LONDON Researchers at Great Ormond Street Hospital in London have published full details of how two girls with treatment-resistant leukemia were cured using Cellectis SA's non-matching donor CAR-T cells.
The two cases are a significant endorsement of Cellectis' push to develop cryopreserved cancer cell immunotherapies that will be available off-the-shelf and suitable for any recipient.
That promises greater flexibility and lower costs than the other CAR-T cell products currently in development, which involve engineering a patient's own T-cells to target the CD19 antigen on B-cells.
The publication in Science Translational Medicine comes just a few weeks after Paris-based Cellectis filed an investigational new drug application with the FDA to conduct the first U.S clinical trial of an allogeneic CAR-T cell therapy. If approved, the study will start later in 2017.
In order for T cells from any donor to be suitable for universal application, they must not only be transduced to express anti-CD19 antigens, but also be gene-edited so that they are not rejected by the recipient.
In collaboration with scientists at University College London, Cellectis has devised a method for simultaneously editing transduced T cells to disrupt T-cell receptor expression, thus reducing the risk of graft-vs.-host disease, and also to delete the CD52 receptor in order to render the CAR-T cells insensitive to the CD52-targeting antibody alemtuzumab.
The latter modification makes it possible to administer alemtuzumab to the patient in order to suppress host-mediated rejection of the non-matching CAR-T cells.
The editing is done with transcription activator-like effector nuclease (Talen), a technique Cellectis has been honing over two decades.
In the report, the researchers said they are able to manipulate the cells at high efficiency. They produced a bank of universal CAR19 (UCART19) T cells from a single female donor. Expression of CAR19 occurred in 85 percent of cells and more than 64 percent had depleted T-cell receptor and CD52 receptor expression. After further processing, only 0.7 percent of cells had detectable T-cell receptors.
Both of the girls, who were treated on a compassionate use basis with cells that had been prepared for phase I trials, had relapsed after chemotherapy and stem cell transplants (SCT).

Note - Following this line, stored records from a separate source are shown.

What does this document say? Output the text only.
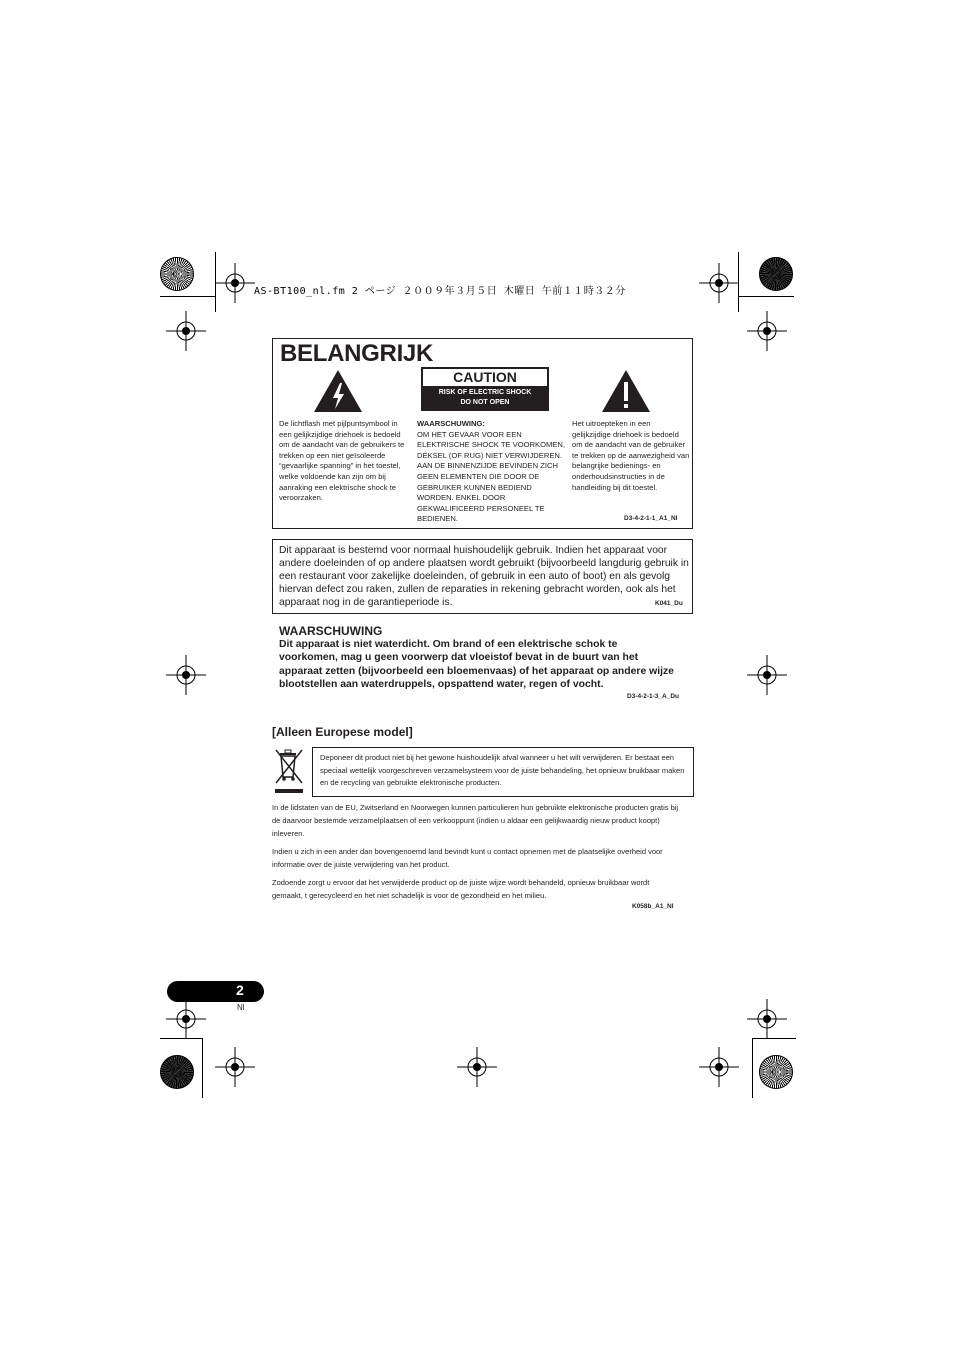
AS-BT100_nl.fm 2 ページ ２００９年３月５日 木曜日 午前１１時３２分
BELANGRIJK
CAUTION
RISK OF ELECTRIC SHOCK
DO NOT OPEN
De lichtflash met pijlpuntsymbool in een gelijkzijdige driehoek is bedoeld om de aandacht van de gebruikers te trekken op een niet geïsoleerde “gevaarlijke spanning” in het toestel, welke voldoende kan zijn om bij aanraking een elektrische shock te veroorzaken.
WAARSCHUWING:
OM HET GEVAAR VOOR EEN ELEKTRISCHE SHOCK TE VOORKOMEN, DEKSEL (OF RUG) NIET VERWIJDEREN. AAN DE BINNENZIJDE BEVINDEN ZICH GEEN ELEMENTEN DIE DOOR DE GEBRUIKER KUNNEN BEDIEND WORDEN. ENKEL DOOR GEKWALIFICEERD PERSONEEL TE BEDIENEN.
Het uitroepteken in een gelijkzijdige driehoek is bedoeld om de aandacht van de gebruiker te trekken op de aanwezigheid van belangrijke bedienings- en onderhoudsinstructies in de handleiding bij dit toestel.
D3-4-2-1-1_A1_Nl
Dit apparaat is bestemd voor normaal huishoudelijk gebruik. Indien het apparaat voor andere doeleinden of op andere plaatsen wordt gebruikt (bijvoorbeeld langdurig gebruik in een restaurant voor zakelijke doeleinden, of gebruik in een auto of boot) en als gevolg hiervan defect zou raken, zullen de reparaties in rekening gebracht worden, ook als het apparaat nog in de garantieperiode is.	K041_Du
WAARSCHUWING
Dit apparaat is niet waterdicht. Om brand of een elektrische schok te voorkomen, mag u geen voorwerp dat vloeistof bevat in de buurt van het apparaat zetten (bijvoorbeeld een bloemenvaas) of het apparaat op andere wijze blootstellen aan waterdruppels, opspattend water, regen of vocht.
D3-4-2-1-3_A_Du
[Alleen Europese model]
Deponeer dit product niet bij het gewone huishoudelijk afval wanneer u het wilt verwijderen. Er bestaat een speciaal wettelijk voorgeschreven verzamelsysteem voor de juiste behandeling, het opnieuw bruikbaar maken en de recycling van gebruikte elektronische producten.
In de lidstaten van de EU, Zwitserland en Noorwegen kunnen particulieren hun gebruikte elektronische producten gratis bij de daarvoor bestemde verzamelplaatsen of een verkooppunt (indien u aldaar een gelijkwaardig nieuw product koopt) inleveren.
Indien u zich in een ander dan bovengenoemd land bevindt kunt u contact opnemen met de plaatselijke overheid voor informatie over de juiste verwijdering van het product.
Zodoende zorgt u ervoor dat het verwijderde product op de juiste wijze wordt behandeld, opnieuw bruikbaar wordt gemaakt, t gerecycleerd en het niet schadelijk is voor de gezondheid en het milieu.
K058b_A1_Nl
2
Nl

In the case of the first child to be treated, there were no infusion-related toxicities and unlike autologous CAR-T therapy, there was no evidence of cytokine release or neurotoxicity. She did develop graft-vs-host disease (GVHD) but this was limited to her skin and bone marrow, in contrast to the usual widespread manifestation of this immune reaction.
After several weeks she went into remission, allowing her to have a second SCT. The girl remains well 18 months after treatment and has a normal lymphocyte profile.
The second child had been diagnosed at 4 weeks old with a congenital leukemia. She received a SCT from a non-related matched donor but relapsed and was treated with UCART19 at the age of 16 months.
She also had GVHD on her skin, but it was mild and responded to a topical steroid. Immediately after transfusion of UCART19, the child experienced a period of unusual irritability, which the researchers attribute to transient neurotoxicity caused by the transplanted cells.
Although the cases have been reported separately at two medical conferences, it is good to see the full details published in a peer reviewed journal, said Julianne Smith, vice president of CAR-T development at Cellectis. "We think it's a great paper; it validates our approach," she told BioWorld Today.
Before these first two cases, commentators said the cells would have no activity, or would be immediately rejected, Smith noted. Now she believes it is possible to leapfrog autologous CAR-T products, even given they are further advanced in clinical development. "The allogeneic approach really is a game-changer in the market," she said.
For the two children treated at Great Ormond Street, it was not possible to raise sufficient CD19 cells to generate an autologous CAR-T cell population. This issue also limits the use of autologous treatments in heavily pre-treated elderly patients.
"The fact that allogeneic cells are easily accessible to all patients is the advantage. Some patients are not able to be treated with their own cells," Smith said.
In addition, the use of donor cells makes it far easier to produce a consistent, pharmaceutical quality product. T-cells are not a single lineage but come in phenotypic subsets, each with different properties. As a result, one of the problems with autologous CAR-T therapies is having any control over, or consistency in, the composition from patient to patient.
The lead author of the Science Translational Medicine paper, Waseem Qasim, is now overseeing a formal 10-patient pediatric phase I trial of UCART19, sponsored by Cellectis' collaboration partner, Servier SA. That began in June 2016 and is due to complete in July 2019.
A second phase I, which will recruit 12 adults, began at King's College London in August 2016. The product is being developed in partnership with Pfizer Inc., which took U.S rights in December 2015, when details of the first girl to be treated due were presented at the American Society of Hematology annual conference. (See BioWorld Today, Nov. 20, 2015.)
Cellectis is now lining up to start the U.S. phase I trial of its wholly owned UCART123 in acute myeloid leukemia and blastic plasmacytoid dendritic cell neoplasm.
The application for an IND followed a public hearing at the NIH Recombinant DNA Advisory Committee on Dec. 14, when the product received unanimous approval.